Politische Bildung in der Volkshochschule geht neue Wege

Wie viel direkte Demokratie braucht die Gesellschaft? Die erfolglosen Platanenretter auf der Mercatorstraße hätten sich wohl noch ein bisschen mehr gewünscht. Passend zur Situation rund um die Bahnhofsplatte bietet die Volkshochschule am 20. April eine Veranstaltung zu diesem Thema in Form eines Disputs an. Auch weitere neue Angebote stehen auf dem Programm.

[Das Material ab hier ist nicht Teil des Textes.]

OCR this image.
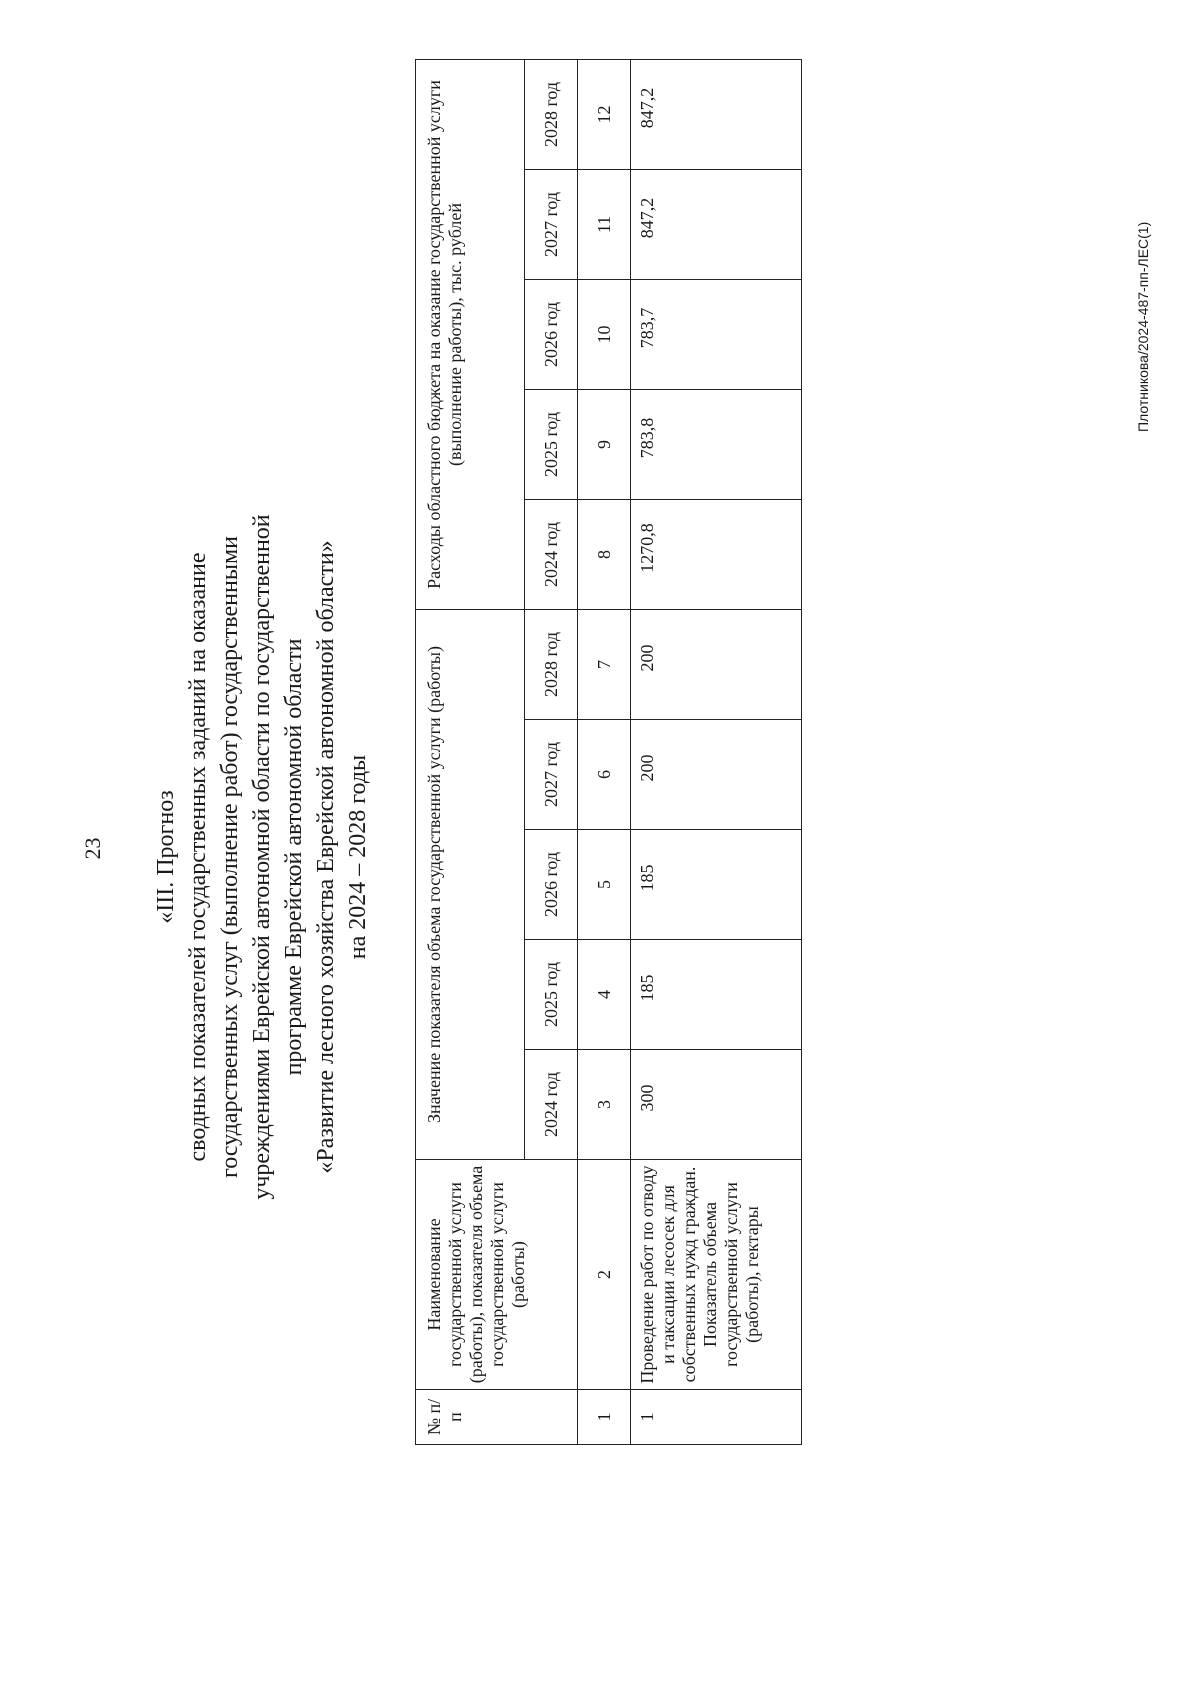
23 «III. Прогноз сводных показателей государственных заданий на оказание государственных услуг (выполнение работ) государственными учреждениями Еврейской автономной области по государственной программе Еврейской автономной области «Развитие лесного хозяйства Еврейской автономной области» на 2024 – 2028 годы
№ п/п	Наименование государственной услуги (работы), показателя объема государственной услуги (работы)	Значение показателя объема государственной услуги (работы)					Расходы областного бюджета на оказание государственной услуги (выполнение работы), тыс. рублей				
		2024 год	2025 год	2026 год	2027 год	2028 год	2024 год	2025 год	2026 год	2027 год	2028 год
1	2	3	4	5	6	7	8	9	10	11	12
1	Проведение работ по отводу и таксации лесосек для собственных нужд граждан. Показатель объема государственной услуги (работы), гектары	300	185	185	200	200	1270,8	783,8	783,7	847,2	847,2
Плотникова/2024-487-пп-ЛЕС(1)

„Brauchen wir mehr direkte Demokratie?“, fragt die VHS am 20. April um 20 Uhr in ihren Räumen an der Königstraße. Alexander Trennheuser und Dr. Martin Florack werden Antworten geben – sehr unterschiedliche. Trennheuser vom NRW-Landesverband von Mehr Demokratie e.V. plädiert für mehr direkte Demokratie. Florack ist Politikwissenschaftler an der Uni Duisburg-Essen und Verfechter der etablierten repräsentativen Demokratie. In einem Disput, der beiden die gleiche Redezeit einräumt, werden sie ihre Standpunkte erklären.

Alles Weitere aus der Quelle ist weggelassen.